Получи случайную криптовалюту за регистрацию!

Спросили: - Насколько глубок раскол в среде современных отече | Здравые смыслы

Спросили:

- Насколько глубок раскол в среде современных отечественных писателей, и когда, при каких условиях он может быть предолён?

Ответил:

- Современная ситуация – продолжение давнего процесса, затрагивающего далеко не одну литературу — размежевания в среде русской интеллигенции. Общности, которую в марксистских терминах «класса» определить невозможно.

Вот вам две цитаты:

«Интеллигенция не есть социальный класс… — писал Николай Бердяев. — Интеллигенция была идеалистическим классом, классом людей, целиком увлеченных идеями и готовых во имя своих идей на тюрьму, не каторгу, на казнь».

Современный социолог Ольга Степанова так говорит о функционале «идеалистического класса»:

«Интеллигенция в России появилась как итог социально-религиозных исканий, как протест против ослабления связи видимой реальности с идеальным миром, который для части людей ощущался как ничуть не меньшая реальность. Она стремилась во что бы то ни стало избежать полного втягивания страны в зону абсолютного господства «золотого тельца», ведущего к отказу от духовных приоритетов».

Я, разумеется, очень условно и схематично, в применении к современной русской литературе, вижу ситуацию раскола так: именно патриотическое направление, на протяжении трех десятков последних лет, сохраняло традиции русской интеллигенции с ее подвижничеством, самопожертвованием и аскезой, в то время как писатели либерального крыла, на излете перестройки отошли от исторически сформировавшегося идеала и фактически возглавили общность, противостоящую интеллигенции в России — мещанство. Неудивительно, что вторая модель оказалась жизнеспособнее в чисто физиологическом, но никак не в идейном и политическом смысле.
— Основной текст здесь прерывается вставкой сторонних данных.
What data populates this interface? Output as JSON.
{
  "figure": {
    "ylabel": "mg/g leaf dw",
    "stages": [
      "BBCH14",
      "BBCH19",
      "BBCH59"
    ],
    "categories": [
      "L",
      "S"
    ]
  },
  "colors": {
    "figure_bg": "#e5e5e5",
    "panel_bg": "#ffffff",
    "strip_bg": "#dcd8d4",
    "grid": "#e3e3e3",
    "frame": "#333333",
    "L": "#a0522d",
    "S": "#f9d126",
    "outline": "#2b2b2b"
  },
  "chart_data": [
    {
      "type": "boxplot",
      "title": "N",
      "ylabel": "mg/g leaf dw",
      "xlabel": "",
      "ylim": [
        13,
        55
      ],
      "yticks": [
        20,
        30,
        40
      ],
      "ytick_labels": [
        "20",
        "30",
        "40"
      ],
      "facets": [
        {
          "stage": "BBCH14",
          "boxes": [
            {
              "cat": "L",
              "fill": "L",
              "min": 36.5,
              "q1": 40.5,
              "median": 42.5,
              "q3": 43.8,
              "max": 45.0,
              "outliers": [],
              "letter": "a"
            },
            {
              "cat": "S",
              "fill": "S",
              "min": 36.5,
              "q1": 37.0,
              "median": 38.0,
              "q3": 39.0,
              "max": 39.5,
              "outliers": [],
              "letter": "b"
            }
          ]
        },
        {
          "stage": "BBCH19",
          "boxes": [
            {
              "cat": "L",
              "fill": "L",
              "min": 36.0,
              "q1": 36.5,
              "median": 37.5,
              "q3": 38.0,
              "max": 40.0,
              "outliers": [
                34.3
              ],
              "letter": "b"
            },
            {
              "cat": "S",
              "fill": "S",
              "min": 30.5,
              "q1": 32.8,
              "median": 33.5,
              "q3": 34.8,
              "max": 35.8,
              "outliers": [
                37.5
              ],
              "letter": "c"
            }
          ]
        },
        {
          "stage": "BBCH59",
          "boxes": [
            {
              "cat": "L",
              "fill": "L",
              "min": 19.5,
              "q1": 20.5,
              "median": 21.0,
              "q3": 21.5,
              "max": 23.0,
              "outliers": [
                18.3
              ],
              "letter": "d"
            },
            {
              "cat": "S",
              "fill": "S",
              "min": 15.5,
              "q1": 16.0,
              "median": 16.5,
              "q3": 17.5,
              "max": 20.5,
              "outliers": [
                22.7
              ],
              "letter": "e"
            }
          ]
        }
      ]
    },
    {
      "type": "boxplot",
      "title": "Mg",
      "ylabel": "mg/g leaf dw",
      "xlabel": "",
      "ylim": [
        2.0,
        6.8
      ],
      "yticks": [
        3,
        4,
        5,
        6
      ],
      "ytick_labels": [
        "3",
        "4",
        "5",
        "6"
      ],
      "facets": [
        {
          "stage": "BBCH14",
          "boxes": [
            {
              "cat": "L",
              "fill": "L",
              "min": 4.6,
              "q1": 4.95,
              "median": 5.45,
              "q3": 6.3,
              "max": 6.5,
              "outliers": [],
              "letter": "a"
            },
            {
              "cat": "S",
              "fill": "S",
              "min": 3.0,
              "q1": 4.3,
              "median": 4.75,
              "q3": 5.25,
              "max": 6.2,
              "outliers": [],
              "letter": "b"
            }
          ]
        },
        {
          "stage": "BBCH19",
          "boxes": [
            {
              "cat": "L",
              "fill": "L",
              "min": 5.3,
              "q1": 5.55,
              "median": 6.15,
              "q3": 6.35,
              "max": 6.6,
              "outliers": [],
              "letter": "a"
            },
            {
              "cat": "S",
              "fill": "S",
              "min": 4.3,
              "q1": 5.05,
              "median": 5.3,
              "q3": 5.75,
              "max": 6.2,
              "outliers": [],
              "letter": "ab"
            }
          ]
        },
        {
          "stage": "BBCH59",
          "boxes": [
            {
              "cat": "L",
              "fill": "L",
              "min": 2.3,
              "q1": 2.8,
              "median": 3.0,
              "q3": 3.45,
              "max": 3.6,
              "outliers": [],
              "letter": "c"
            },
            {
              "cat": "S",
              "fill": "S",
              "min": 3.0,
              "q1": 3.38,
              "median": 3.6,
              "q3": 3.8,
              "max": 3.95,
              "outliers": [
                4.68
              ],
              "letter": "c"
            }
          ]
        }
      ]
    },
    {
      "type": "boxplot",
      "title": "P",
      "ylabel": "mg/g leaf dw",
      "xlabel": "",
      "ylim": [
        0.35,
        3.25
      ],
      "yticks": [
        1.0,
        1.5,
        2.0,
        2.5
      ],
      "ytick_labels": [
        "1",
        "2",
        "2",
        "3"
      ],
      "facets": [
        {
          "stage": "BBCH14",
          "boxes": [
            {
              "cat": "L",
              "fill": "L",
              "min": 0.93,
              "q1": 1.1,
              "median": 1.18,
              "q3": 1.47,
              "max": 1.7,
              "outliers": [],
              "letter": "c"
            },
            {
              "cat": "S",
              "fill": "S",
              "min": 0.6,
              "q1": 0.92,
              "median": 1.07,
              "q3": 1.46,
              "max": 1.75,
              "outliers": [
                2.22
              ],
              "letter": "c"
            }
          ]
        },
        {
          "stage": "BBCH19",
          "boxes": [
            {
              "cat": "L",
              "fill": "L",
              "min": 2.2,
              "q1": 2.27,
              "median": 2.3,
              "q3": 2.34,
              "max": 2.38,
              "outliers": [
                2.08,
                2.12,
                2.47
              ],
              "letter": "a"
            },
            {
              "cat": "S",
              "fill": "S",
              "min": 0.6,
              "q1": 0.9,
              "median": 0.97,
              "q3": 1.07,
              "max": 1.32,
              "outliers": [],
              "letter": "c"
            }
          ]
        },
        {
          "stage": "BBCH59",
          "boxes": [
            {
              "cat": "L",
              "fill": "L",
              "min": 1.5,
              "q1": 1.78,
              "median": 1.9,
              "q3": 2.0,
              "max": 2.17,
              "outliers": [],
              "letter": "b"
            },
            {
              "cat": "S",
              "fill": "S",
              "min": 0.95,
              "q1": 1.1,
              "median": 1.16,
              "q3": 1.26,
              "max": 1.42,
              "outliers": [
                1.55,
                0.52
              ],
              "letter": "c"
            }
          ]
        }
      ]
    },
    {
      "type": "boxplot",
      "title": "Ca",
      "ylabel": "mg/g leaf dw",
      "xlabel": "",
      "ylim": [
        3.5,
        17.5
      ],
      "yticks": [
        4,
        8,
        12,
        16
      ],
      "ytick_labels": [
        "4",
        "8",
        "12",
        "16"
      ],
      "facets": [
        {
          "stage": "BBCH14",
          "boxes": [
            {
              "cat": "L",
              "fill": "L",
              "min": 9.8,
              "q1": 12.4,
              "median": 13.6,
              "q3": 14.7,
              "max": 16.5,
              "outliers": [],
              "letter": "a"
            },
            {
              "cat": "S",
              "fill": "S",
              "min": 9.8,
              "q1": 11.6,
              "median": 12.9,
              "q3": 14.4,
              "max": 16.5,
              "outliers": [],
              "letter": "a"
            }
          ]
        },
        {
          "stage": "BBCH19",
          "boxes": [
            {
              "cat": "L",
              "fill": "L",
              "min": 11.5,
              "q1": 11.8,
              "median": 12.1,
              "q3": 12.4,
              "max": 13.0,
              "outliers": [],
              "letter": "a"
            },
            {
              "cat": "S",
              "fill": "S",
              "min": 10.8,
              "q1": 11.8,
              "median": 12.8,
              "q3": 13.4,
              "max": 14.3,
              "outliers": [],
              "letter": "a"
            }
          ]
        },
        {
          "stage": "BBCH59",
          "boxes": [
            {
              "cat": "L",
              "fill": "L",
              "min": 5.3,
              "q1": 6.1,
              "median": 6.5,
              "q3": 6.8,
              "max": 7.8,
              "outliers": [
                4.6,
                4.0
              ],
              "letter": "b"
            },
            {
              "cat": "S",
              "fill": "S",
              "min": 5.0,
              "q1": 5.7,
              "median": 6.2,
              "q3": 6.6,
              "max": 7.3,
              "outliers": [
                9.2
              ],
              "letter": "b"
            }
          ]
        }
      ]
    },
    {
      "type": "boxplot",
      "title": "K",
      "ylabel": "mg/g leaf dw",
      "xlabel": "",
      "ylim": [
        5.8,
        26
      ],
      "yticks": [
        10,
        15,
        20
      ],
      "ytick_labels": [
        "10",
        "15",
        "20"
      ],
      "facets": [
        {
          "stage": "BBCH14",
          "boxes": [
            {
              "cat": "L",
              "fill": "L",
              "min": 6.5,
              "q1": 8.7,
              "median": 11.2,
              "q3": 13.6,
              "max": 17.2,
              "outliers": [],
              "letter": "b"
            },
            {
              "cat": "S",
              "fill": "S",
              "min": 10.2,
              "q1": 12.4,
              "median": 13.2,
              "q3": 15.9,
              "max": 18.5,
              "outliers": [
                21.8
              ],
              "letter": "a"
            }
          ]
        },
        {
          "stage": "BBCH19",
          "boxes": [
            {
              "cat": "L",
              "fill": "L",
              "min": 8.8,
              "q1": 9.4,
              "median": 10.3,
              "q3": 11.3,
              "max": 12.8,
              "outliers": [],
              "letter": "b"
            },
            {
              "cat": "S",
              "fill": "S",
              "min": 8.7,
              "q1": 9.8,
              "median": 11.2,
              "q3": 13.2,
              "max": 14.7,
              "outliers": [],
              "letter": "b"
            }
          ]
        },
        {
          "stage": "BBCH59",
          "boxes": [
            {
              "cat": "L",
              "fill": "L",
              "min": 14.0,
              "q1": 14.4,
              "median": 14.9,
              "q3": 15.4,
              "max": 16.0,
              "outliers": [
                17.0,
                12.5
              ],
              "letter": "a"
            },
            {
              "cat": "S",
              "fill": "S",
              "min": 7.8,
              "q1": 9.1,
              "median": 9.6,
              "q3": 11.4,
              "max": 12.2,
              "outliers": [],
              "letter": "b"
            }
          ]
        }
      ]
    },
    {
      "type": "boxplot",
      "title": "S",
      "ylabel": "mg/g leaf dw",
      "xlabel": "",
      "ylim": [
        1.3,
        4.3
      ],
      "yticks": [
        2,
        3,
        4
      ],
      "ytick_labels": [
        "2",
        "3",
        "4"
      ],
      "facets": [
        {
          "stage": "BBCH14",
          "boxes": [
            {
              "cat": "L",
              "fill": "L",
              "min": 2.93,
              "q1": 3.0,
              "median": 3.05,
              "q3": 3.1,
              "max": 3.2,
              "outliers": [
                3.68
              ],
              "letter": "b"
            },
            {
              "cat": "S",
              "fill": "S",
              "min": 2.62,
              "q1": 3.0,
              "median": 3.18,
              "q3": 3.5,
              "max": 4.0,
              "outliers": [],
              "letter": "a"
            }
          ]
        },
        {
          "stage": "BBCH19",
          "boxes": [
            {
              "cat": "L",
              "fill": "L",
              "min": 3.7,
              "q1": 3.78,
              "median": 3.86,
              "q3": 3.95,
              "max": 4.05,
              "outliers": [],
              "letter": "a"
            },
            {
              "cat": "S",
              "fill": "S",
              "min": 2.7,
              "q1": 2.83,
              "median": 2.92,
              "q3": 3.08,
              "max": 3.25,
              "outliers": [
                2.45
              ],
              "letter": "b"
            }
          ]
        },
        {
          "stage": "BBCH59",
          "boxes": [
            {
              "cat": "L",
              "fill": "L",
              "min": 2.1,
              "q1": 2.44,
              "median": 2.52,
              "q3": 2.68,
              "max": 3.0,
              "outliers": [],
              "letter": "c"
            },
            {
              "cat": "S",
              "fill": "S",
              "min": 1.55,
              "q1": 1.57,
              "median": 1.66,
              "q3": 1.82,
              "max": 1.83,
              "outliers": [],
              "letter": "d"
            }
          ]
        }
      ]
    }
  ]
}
Тем не менее, преодоление раскола мне представляется возможным, может, не в коммуникативном, а в историческом плане. Либералы и прогрессисты в лице собственного мозгового центра оказались в эмиграции, и это то ли четвертая, то ли уже пятая ее волна. Между тем, русская эмиграция в плане нематериальном, не постесняюсь даже сказать, духовном – создание особого культурного мифа, набора смыслов и символов. Эдакая гуманитарная лаборатория, которая со временем возвращается в метрополию, обогащая ее культурное поле.

Первая волна, послереволюционная – это белая даже не идея, а романтика, и – иссушающая, но очистительная тоска по родине; советская массовая культура с опозданием, но не без изящества освоила эти патриотические смыслы, еще влиятельнее была тенденция, получившая название «возвращенные имена».
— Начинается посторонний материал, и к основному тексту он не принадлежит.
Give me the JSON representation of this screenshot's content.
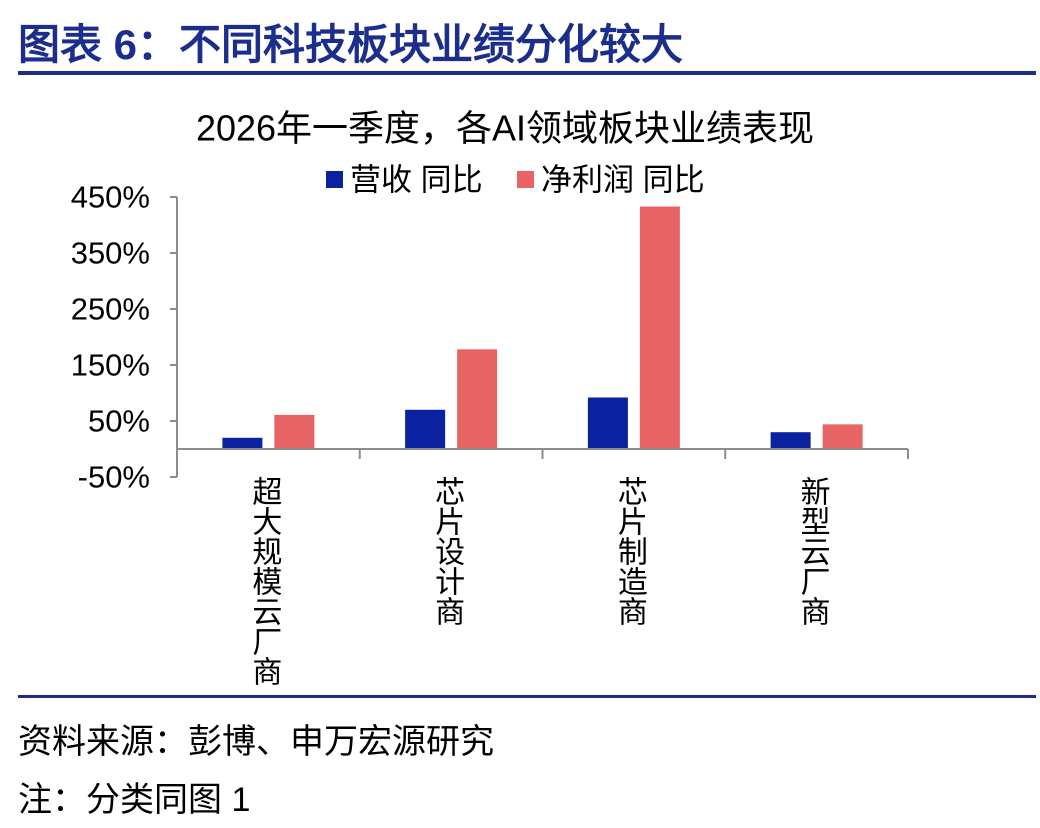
{
  "header": {
    "title": "图表 6：不同科技板块业绩分化较大"
  },
  "chart_data": {
    "type": "bar",
    "title": "2026年一季度，各AI领域板块业绩表现",
    "categories": [
      "超大规模云厂商",
      "芯片设计商",
      "芯片制造商",
      "新型云厂商"
    ],
    "series": [
      {
        "name": "营收 同比",
        "values": [
          20,
          70,
          92,
          30
        ],
        "color": "#0a21a0"
      },
      {
        "name": "净利润 同比",
        "values": [
          61,
          178,
          433,
          44
        ],
        "color": "#e86363"
      }
    ],
    "ylim": [
      -50,
      450
    ],
    "yticks": [
      450,
      350,
      250,
      150,
      50,
      -50
    ],
    "ytick_labels": [
      "450%",
      "350%",
      "250%",
      "150%",
      "50%",
      "-50%"
    ],
    "legend_position": "top",
    "grid": false
  },
  "footer": {
    "source": "资料来源：彭博、申万宏源研究",
    "note": "注：分类同图 1"
  },
  "colors": {
    "title": "#1c2e8c",
    "divider": "#1c2e8c",
    "axis": "#8c8c8c"
  }
}
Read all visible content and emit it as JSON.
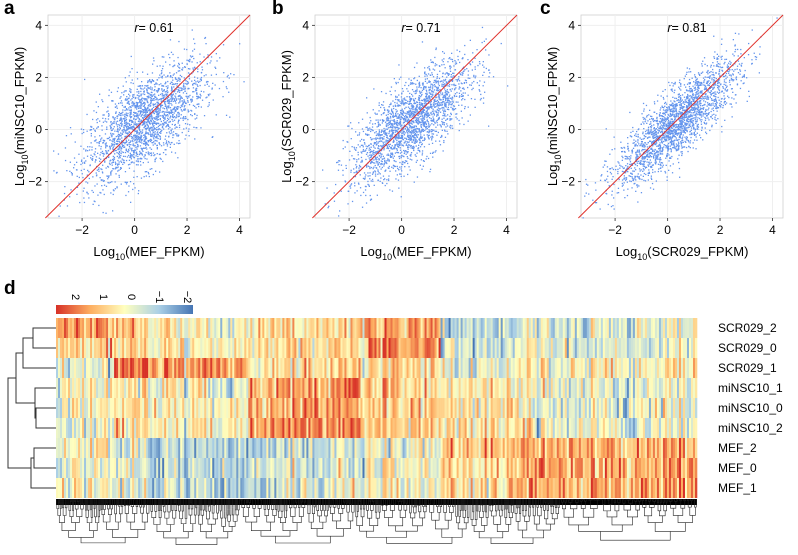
{
  "chart_data": [
    {
      "panel": "a",
      "type": "scatter",
      "xlabel_base": "Log",
      "xlabel_sub": "10",
      "xlabel_rest": "(MEF_FPKM)",
      "ylabel_base": "Log",
      "ylabel_sub": "10",
      "ylabel_rest": "(miNSC10_FPKM)",
      "annotation_r": "r",
      "annotation_value": "= 0.61",
      "r": 0.61,
      "xlim": [
        -3.3,
        4.4
      ],
      "ylim": [
        -3.4,
        4.4
      ],
      "xticks": [
        "-2",
        "0",
        "2",
        "4"
      ],
      "yticks": [
        "-2",
        "0",
        "2",
        "4"
      ],
      "grid": true,
      "reference_line": "y = x",
      "point_color": "#6495ED",
      "line_color": "#E0302A"
    },
    {
      "panel": "b",
      "type": "scatter",
      "xlabel_base": "Log",
      "xlabel_sub": "10",
      "xlabel_rest": "(MEF_FPKM)",
      "ylabel_base": "Log",
      "ylabel_sub": "10",
      "ylabel_rest": "(SCR029_FPKM)",
      "annotation_r": "r",
      "annotation_value": "= 0.71",
      "r": 0.71,
      "xlim": [
        -3.3,
        4.4
      ],
      "ylim": [
        -3.4,
        4.4
      ],
      "xticks": [
        "-2",
        "0",
        "2",
        "4"
      ],
      "yticks": [
        "-2",
        "0",
        "2",
        "4"
      ],
      "grid": true,
      "reference_line": "y = x",
      "point_color": "#6495ED",
      "line_color": "#E0302A"
    },
    {
      "panel": "c",
      "type": "scatter",
      "xlabel_base": "Log",
      "xlabel_sub": "10",
      "xlabel_rest": "(SCR029_FPKM)",
      "ylabel_base": "Log",
      "ylabel_sub": "10",
      "ylabel_rest": "(miNSC10_FPKM)",
      "annotation_r": "r",
      "annotation_value": "= 0.81",
      "r": 0.81,
      "xlim": [
        -3.3,
        4.4
      ],
      "ylim": [
        -3.4,
        4.4
      ],
      "xticks": [
        "-2",
        "0",
        "2",
        "4"
      ],
      "yticks": [
        "-2",
        "0",
        "2",
        "4"
      ],
      "grid": true,
      "reference_line": "y = x",
      "point_color": "#6495ED",
      "line_color": "#E0302A"
    },
    {
      "panel": "d",
      "type": "heatmap",
      "rows": [
        "SCR029_2",
        "SCR029_0",
        "SCR029_1",
        "miNSC10_1",
        "miNSC10_0",
        "miNSC10_2",
        "MEF_2",
        "MEF_0",
        "MEF_1"
      ],
      "colorbar_ticks": [
        "2",
        "1",
        "0",
        "−1",
        "−2"
      ],
      "color_range": [
        2,
        -2
      ],
      "colors": {
        "high": "#D73027",
        "mid_high": "#FDAE61",
        "mid": "#FFFFBF",
        "mid_low": "#ABD0E6",
        "low": "#4575B4"
      },
      "row_dendrogram": true,
      "column_dendrogram": true
    }
  ],
  "panel_labels": [
    "a",
    "b",
    "c",
    "d"
  ]
}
Вторая волна – люто антисоветская (первая, кстати, если не в большинстве, то в солидной своей части антисоветской не была и вообще отличалась щедрым идейным разнообразием). Не случайно в разгар холодной войны против СССР люди ЦРУ и соприродных организаций охотней всего рекрутировали в консультанты и пропагандисты именно деятелей «власовской» эмиграции.
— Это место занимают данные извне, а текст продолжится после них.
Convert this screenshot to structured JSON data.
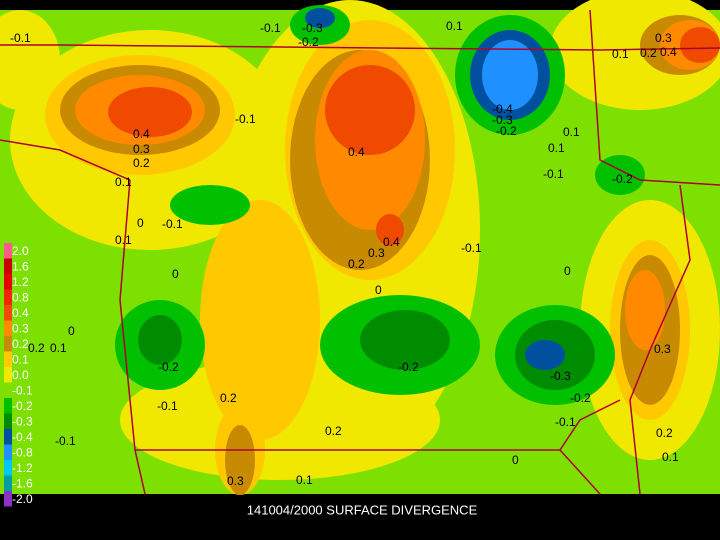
{
  "title": "141004/2000 SURFACE DIVERGENCE",
  "legend": [
    {
      "label": "2.0",
      "color": "#ff5a8c"
    },
    {
      "label": "1.6",
      "color": "#c80000"
    },
    {
      "label": "1.2",
      "color": "#e60000"
    },
    {
      "label": "0.8",
      "color": "#f02800"
    },
    {
      "label": "0.4",
      "color": "#f04a00"
    },
    {
      "label": "0.3",
      "color": "#ff8a00"
    },
    {
      "label": "0.2",
      "color": "#c88a00"
    },
    {
      "label": "0.1",
      "color": "#ffc800"
    },
    {
      "label": "0.0",
      "color": "#f0e800"
    },
    {
      "label": "-0.1",
      "color": "#7ee000"
    },
    {
      "label": "-0.2",
      "color": "#00c000"
    },
    {
      "label": "-0.3",
      "color": "#008c00"
    },
    {
      "label": "-0.4",
      "color": "#0050a0"
    },
    {
      "label": "-0.8",
      "color": "#1e90ff"
    },
    {
      "label": "-1.2",
      "color": "#00c8f0"
    },
    {
      "label": "-1.6",
      "color": "#00a0a0"
    },
    {
      "label": "-2.0",
      "color": "#8c32c8"
    }
  ],
  "contour_labels": [
    "-0.1",
    "-0.1",
    "-0.3",
    "-0.2",
    "0.1",
    "0.3",
    "0.1",
    "0.2",
    "0.4",
    "0.4",
    "0.3",
    "0.2",
    "-0.1",
    "0.1",
    "0.4",
    "-0.4",
    "-0.3",
    "-0.2",
    "0.1",
    "0.1",
    "-0.1",
    "-0.2",
    "0",
    "-0.1",
    "0.1",
    "0.4",
    "0.3",
    "0.2",
    "0",
    "-0.1",
    "0",
    "0",
    "0",
    "-0.2",
    "-0.2",
    "-0.3",
    "0.3",
    "-0.1",
    "0.2",
    "-0.2",
    "-0.1",
    "0.2",
    "0",
    "0.2",
    "0.1",
    "0.3",
    "0.1",
    "-0.1",
    "0.2",
    "0.1"
  ]
}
И большинство антисоветских скрижалей, тезисов, цифр, комментариев, легенд, с самой перестройки и до сих пор имеющих хождение и некритично подчас воспринимаемых, восходят именно ко второй эмиграции.

Третья, по издевательской самохарактеристике, «колбасная», в большинстве еврейская, тем не менее, собрала солидный пул художников, поссорившихся с Советской властью. Два нобелиата в качестве визитной карточки (притом что Солженицын идейно принадлежал скорее второй волне, а Бродский презирал Брайтон-бич и вполне настороженно относился к Израилю).

Пуританскую традицию взорвал панковский бунт enfant terrible Лимонова. Культовый автор, состоявшийся именно в эмиграции – Сергей Довлатов, сколько ни сочиняй ему задним числом доэмигрантскую литературную биографию.

Забавно, что в конечном итоге и метафизическом смысле вернулись все, и теперь язык не поворачивается назвать тех же Бродского и Солженицына «эмигрантами». Скорее эмиграция их может рассматриваться как расширение имперской экспансии.